We want to know how fast the fast exponentiation method calculates powers compared to simple repeated multiplication.

How does the number of steps grow when the power gets bigger?

Scenario Under Consideration

Analyze the time complexity of the following code snippet.


int fastPower(int base, int exp) {
    if (exp == 0) return 1;
    int half = fastPower(base, exp / 2);
    if (exp % 2 == 0) return half * half;
    else return base * half * half;
}
    

This code calculates base raised to the power exp using a method that splits the problem in half each time.

Identify Repeating Operations

Identify the loops, recursion, array traversals that repeat.

  • Primary operation: Recursive calls that halve the exponent each time.
  • How many times: About log base 2 of exp times, because the exponent is divided by 2 each call.
How Execution Grows With Input

Each time we call the function, the exponent gets cut in half, so the number of calls grows slowly as the exponent grows.

Input Size (exp)Approx.

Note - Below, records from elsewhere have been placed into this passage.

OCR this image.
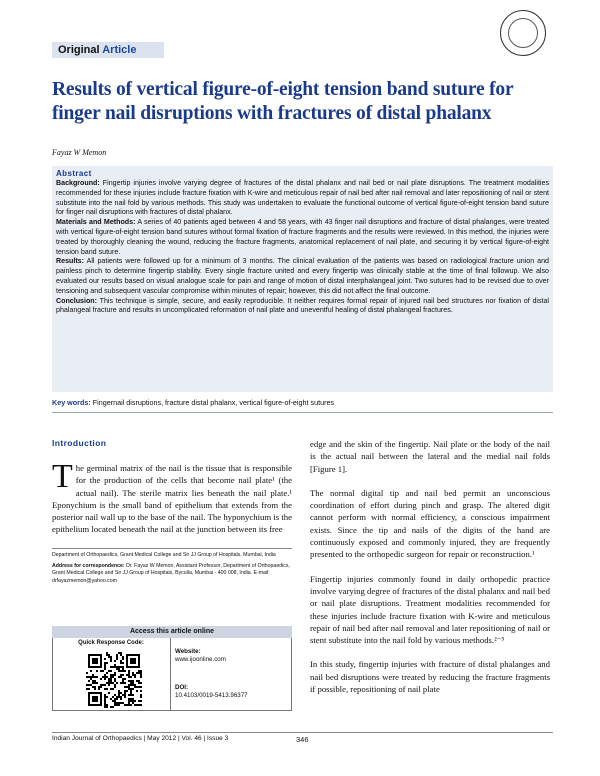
Original Article
Results of vertical figure-of-eight tension band suture for finger nail disruptions with fractures of distal phalanx
Fayaz W Memon
Abstract

Background: Fingertip injuries involve varying degree of fractures of the distal phalanx and nail bed or nail plate disruptions. The treatment modalities recommended for these injuries include fracture fixation with K-wire and meticulous repair of nail bed after nail removal and later repositioning of nail or stent substitute into the nail fold by various methods. This study was undertaken to evaluate the functional outcome of vertical figure-of-eight tension band suture for finger nail disruptions with fractures of distal phalanx.

Materials and Methods: A series of 40 patients aged between 4 and 58 years, with 43 finger nail disruptions and fracture of distal phalanges, were treated with vertical figure-of-eight tension band sutures without formal fixation of fracture fragments and the results were reviewed. In this method, the injuries were treated by thoroughly cleaning the wound, reducing the fracture fragments, anatomical replacement of nail plate, and securing it by vertical figure-of-eight tension band suture.

Results: All patients were followed up for a minimum of 3 months. The clinical evaluation of the patients was based on radiological fracture union and painless pinch to determine fingertip stability. Every single fracture united and every fingertip was clinically stable at the time of final followup. We also evaluated our results based on visual analogue scale for pain and range of motion of distal interphalangeal joint. Two sutures had to be revised due to over tensioning and subsequent vascular compromise within minutes of repair; however, this did not affect the final outcome.

Conclusion: This technique is simple, secure, and easily reproducible. It neither requires formal repair of injured nail bed structures nor fixation of distal phalangeal fracture and results in uncomplicated reformation of nail plate and uneventful healing of distal phalangeal fractures.

Key words: Fingernail disruptions, fracture distal phalanx, vertical figure-of-eight sutures
Introduction
The germinal matrix of the nail is the tissue that is responsible for the production of the cells that become nail plate¹ (the actual nail). The sterile matrix lies beneath the nail plate.¹ Eponychium is the small band of epithelium that extends from the posterior nail wall up to the base of the nail. The hyponychium is the epithelium located beneath the nail at the junction between its free

Department of Orthopaedics, Grant Medical College and Sir JJ Group of Hospitals, Mumbai, India

Address for correspondence: Dr. Fayaz W Memon, Assistant Professor, Department of Orthopaedics, Grant Medical College and Sir JJ Group of Hospitals, Byculla, Mumbai - 400 008, India. E-mail: drfayazmemon@yahoo.com

Access this article online
Quick Response Code:
Website:
www.ijoonline.com
DOI:
10.4103/0019-5413.96377

edge and the skin of the fingertip. Nail plate or the body of the nail is the actual nail between the lateral and the medial nail folds [Figure 1].

The normal digital tip and nail bed permit an unconscious coordination of effort during pinch and grasp. The altered digit cannot perform with normal efficiency, a conscious impairment exists. Since the tip and nails of the digits of the hand are continuously exposed and commonly injured, they are frequently presented to the orthopedic surgeon for repair or reconstruction.¹

Fingertip injuries commonly found in daily orthopedic practice involve varying degree of fractures of the distal phalanx and nail bed or nail plate disruptions. Treatment modalities recommended for these injuries include fracture fixation with K-wire and meticulous repair of nail bed after nail removal and later repositioning of nail or stent substitute into the nail fold by various methods.²⁻⁵

In this study, fingertip injuries with fracture of distal phalanges and nail bed disruptions were treated by reducing the fracture fragments if possible, repositioning of nail plate

Indian Journal of Orthopaedics | May 2012 | Vol. 46 | Issue 3	346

Operations (recursive calls)
10About 4
100About 7
1000About 10

Pattern observation: Doubling the exponent adds only one more step, so growth is very slow.

Final Time Complexity

Time Complexity: O(log n)

This means the number of steps grows slowly, only a little more work for much bigger powers.

Common Mistake

[X] Wrong: "The function does one multiplication per power, so it must be O(n)."

[OK] Correct: The function splits the problem in half each time, so it does far fewer steps than multiplying n times.

Interview Connect

Understanding this method shows you can improve simple tasks by clever thinking, a skill valued in real coding challenges.

Self-Check

"What if we changed the code to use a loop instead of recursion? How would the time complexity change?"